Generative AI and pain points

The power of Generative AI to ease the pain of drudgery

And that’s exactly the promise Generative AI holds — it can offer ways to take the drudgery out of many everyday experiences, enabling and empowering people to be better, faster, and more effective.

For example, take any situation where people need to sort through massive amounts of data to identify important insights to take action on. Because people tend to get tired and occasionally make mistakes, in areas like scanning for banking fraud patterns, even small human errors can end up costing banks untold billions of dollars. But Generative AI never gets tired, and can comb through mountains of data and pinpoint anomalies rapidly without error.

But what about Generative AI’s massive potential to create totally new creative content, from articles, screenplays, and marketing campaigns, to music and images?

From “Generative AI: A Creative New World,” via Sequoia Capital
The biggest promise and threat of Generative AI — new content creation

And this really is the biggest shift Generative AI represents — for the first time, we have technology that can be prompted to create something that’s never existed before.

But keep in mind that Generative AI will never make people obsolete. They’ll only be made obsolete by other people who know how to skillfully prompt great Generative AI-powered products to take advantage of its powerful “multiplier” effects.

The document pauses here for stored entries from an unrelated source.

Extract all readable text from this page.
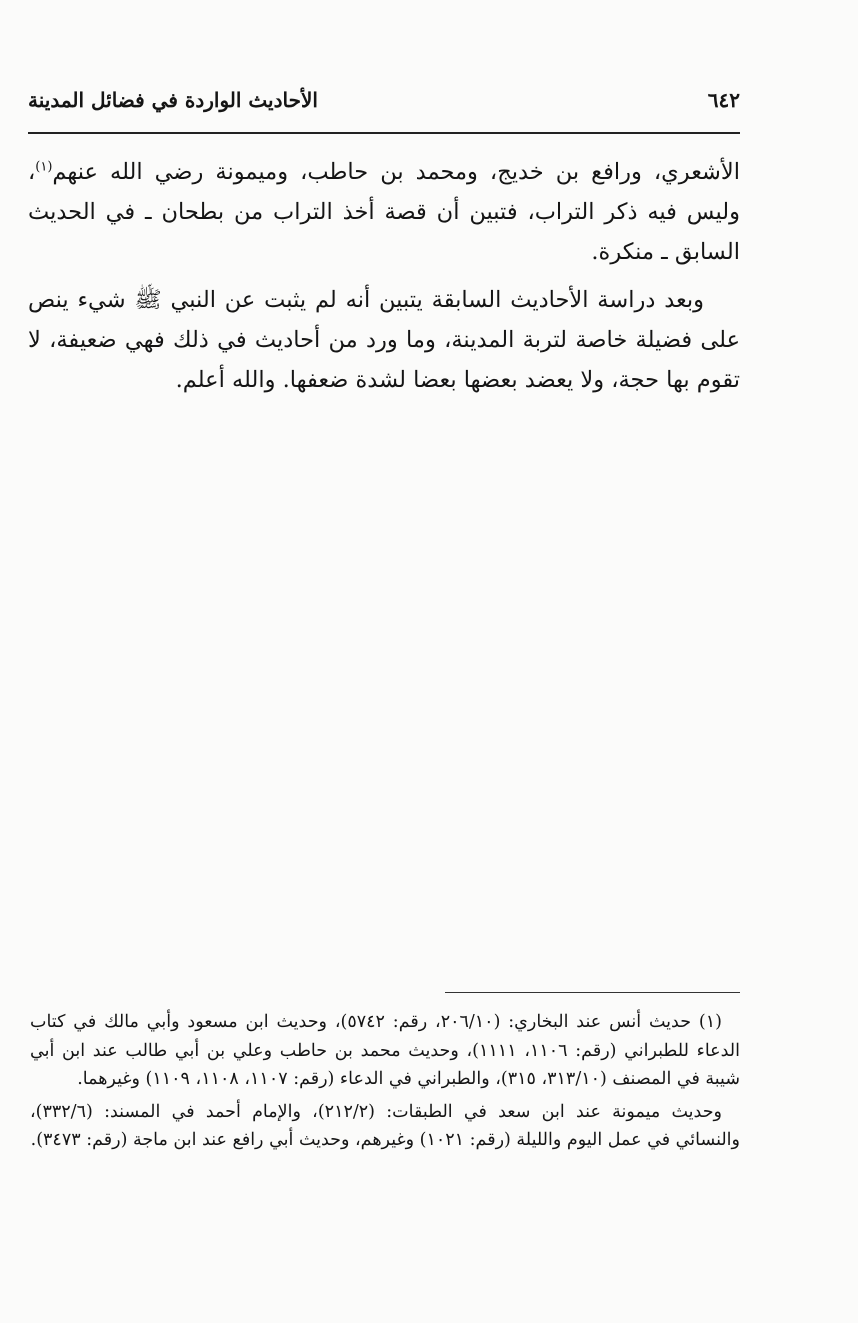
٦٤٢
الأحاديث الواردة في فضائل المدينة

الأشعري، ورافع بن خديج، ومحمد بن حاطب، وميمونة رضي الله عنهم$^{(١)}$، وليس فيه ذكر التراب، فتبين أن قصة أخذ التراب من بطحان ـ في الحديث السابق ـ منكرة.

وبعد دراسة الأحاديث السابقة يتبين أنه لم يثبت عن النبي ﷺ شيء ينص على فضيلة خاصة لتربة المدينة، وما ورد من أحاديث في ذلك فهي ضعيفة، لا تقوم بها حجة، ولا يعضد بعضها بعضا لشدة ضعفها. والله أعلم.

(١) حديث أنس عند البخاري: (٢٠٦/١٠، رقم: ٥٧٤٢)، وحديث ابن مسعود وأبي مالك في كتاب الدعاء للطبراني (رقم: ١١٠٦، ١١١١)، وحديث محمد بن حاطب وعلي بن أبي طالب عند ابن أبي شيبة في المصنف (٣١٣/١٠، ٣١٥)، والطبراني في الدعاء (رقم: ١١٠٧، ١١٠٨، ١١٠٩) وغيرهما.

وحديث ميمونة عند ابن سعد في الطبقات: (٢١٢/٢)، والإمام أحمد في المسند: (٣٣٢/٦)، والنسائي في عمل اليوم والليلة (رقم: ١٠٢١) وغيرهم، وحديث أبي رافع عند ابن ماجة (رقم: ٣٤٧٣).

For better or worse, Generative AI’s incredible potential for content creation is so feared that it’s at the center of the currently ongoing writers & actors dispute that’s now turned into the longest labor dispute of its kind.

While much of that potential is as of yet untapped, at its worst, Generative AI remains largely unreliable, still prone to “hallucinations.”

And when not skillfully prompted, it typically writes weak, trite, and flat-out factually incorrect garbage which clearly wasn’t written by anyone who cares, nor fit for human consumption.

AI needs a clear data strategy, data understanding, a data product analysis, end user analysis and clear value stream mapping.